Literary Scout
Book Marks Review

The First House

Rating
1/5 stars

This novel begins at the moment the narrator’s husband tells her that he no longer wants to be married. He tells her in the bedroom that they have shared for thirteen years, and the narrator experiences it as a physical catastrophe, imagining her head has been severed from her body. Her husband speaks calmly, listing reasons for his unhappiness: their frequent fights, her anger and resentment, his growing dread of coming home, and his belief that marriage itself is a flawed institution. He insists that he still loves her and their two daughters, that families do not break but simply change, and that this decision is something he has been considering for a long time. The narrator listens in shock, struggling to breathe, and asks if he is seeing someone else. He avoids the question, continuing instead to justify his decision. When he lies down on his side of the bed and falls asleep with visible relief on his face, she goes downstairs and cries alone.

The following morning, the narrator wakes on the sofa and watches her daughters move quietly around the house, careful not to disturb her. She tries to convince herself that her husband is simply going through a crisis, exhausted by work, disappointed by his career, and fearful of aging. She reflects on her own physical and emotional depletion after giving birth to their children and the way her writing career has stalled. She believes that this moment can still be corrected, that astrology explains his restlessness, and that their marriage can survive. When her husband appears, he behaves almost normally, greeting the children and preparing to take them out for bagels, as he does every Saturday. The narrator follows him from room to room, pleading for therapy and insisting that this is not who he really is. He dismisses her, telling her she does not know him, and suggests they finish the weekend as usual. Enraged and desperate, she calls him a liar and a coward.

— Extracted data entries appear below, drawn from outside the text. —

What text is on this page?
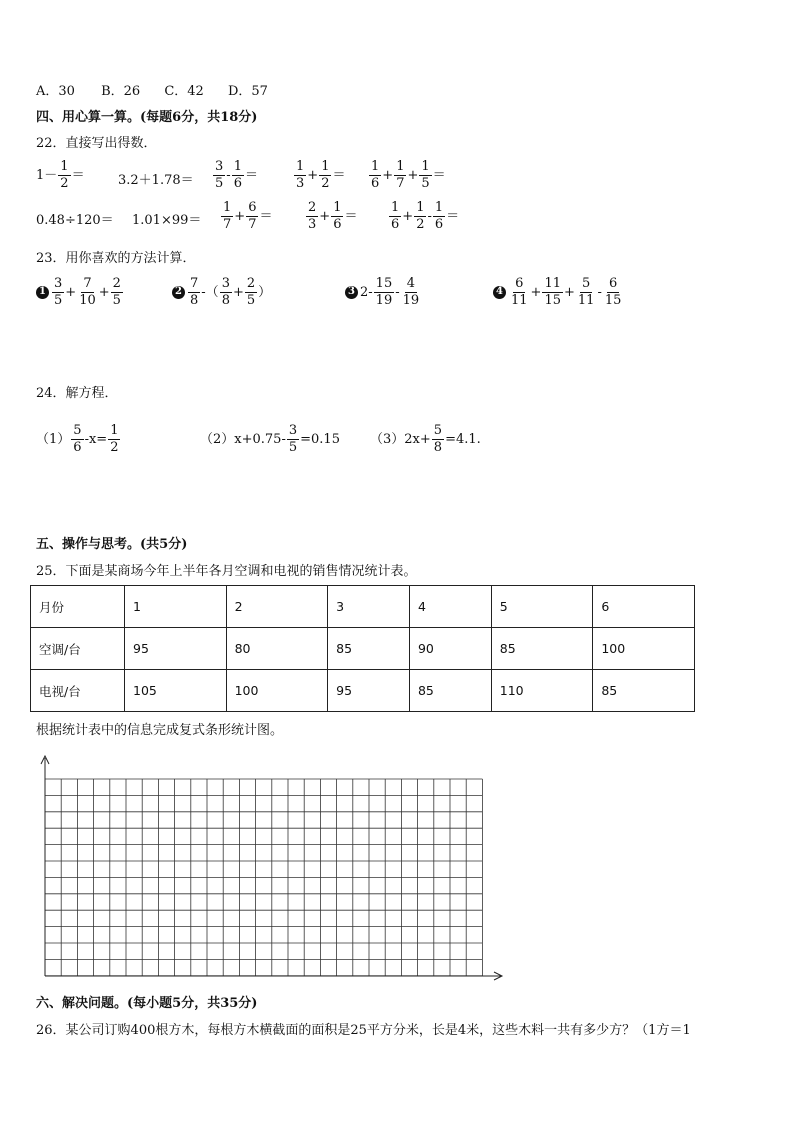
A．30 B．26 C．42 D．57
四、用心算一算。(每题6分，共18分)
22．直接写出得数．
$1- \frac{1}{2}$ ＝	$3.2+1.78= \frac{3}{5} - \frac{1}{6}$ ＝	$\frac{1}{3} + \frac{1}{2} = \frac{1}{6} + \frac{1}{7} + \frac{1}{5}$ ＝
$0.48\div 120= 1.01\times 99= \frac{1}{7} + \frac{6}{7}$ ＝	$\frac{2}{3} + \frac{1}{6} = \frac{1}{6} + \frac{1}{2} - \frac{1}{6}$ ＝
23．用你喜欢的方法计算．
$1 \frac{3}{5} + \frac{7}{10} + \frac{2}{5}$	$2 \frac{7}{8}$ -（ $\frac{3}{8} + \frac{2}{5}$ ）	3 $2- \frac{15}{19} - \frac{4}{19}$	$4 \frac{6}{11} + \frac{11}{15} + \frac{5}{11} - \frac{6}{15}$
24．解方程．
$(1) \frac{5}{6} -x= \frac{1}{2}$	$(2)x+0.75- \frac{3}{5} =0.15$ $(3)2x+ \frac{5}{8} =4.1$.
五、操作与思考。(共5分)
25．下面是某商场今年上半年各月空调和电视的销售情况统计表。
月份	1	2	3	4	5	6
空调/台	95	80	85	90	85	100
电视/台	105	100	95	85	110	85
根据统计表中的信息完成复式条形统计图。
六、解决问题。(每小题5分，共35分)
26．某公司订购400根方木，每根方木横截面的面积是25平方分米，长是4米，这些木料一共有多少方？（1方＝1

Left alone after he drives away with the children, the narrator panics about her future. She imagines herself abandoned, financially insecure, and incapable of surviving on her own. Her body begins to fail her: her hands are cracked, her grip weak, her sense of stability gone. She feels as though she is falling endlessly. Over the next days, she oscillates between trying to please her husband and suppressing her rage. She cleans, irons his clothes, freezes fruit before it spoils, and attempts to appear calm and agreeable, but her efforts only make him more distant and suspicious. Inside, she stops eating properly, forgets to drink water, develops acid reflux, and becomes afraid of the dark. At night, she paces barefoot in the garden while the rest of the house sleeps.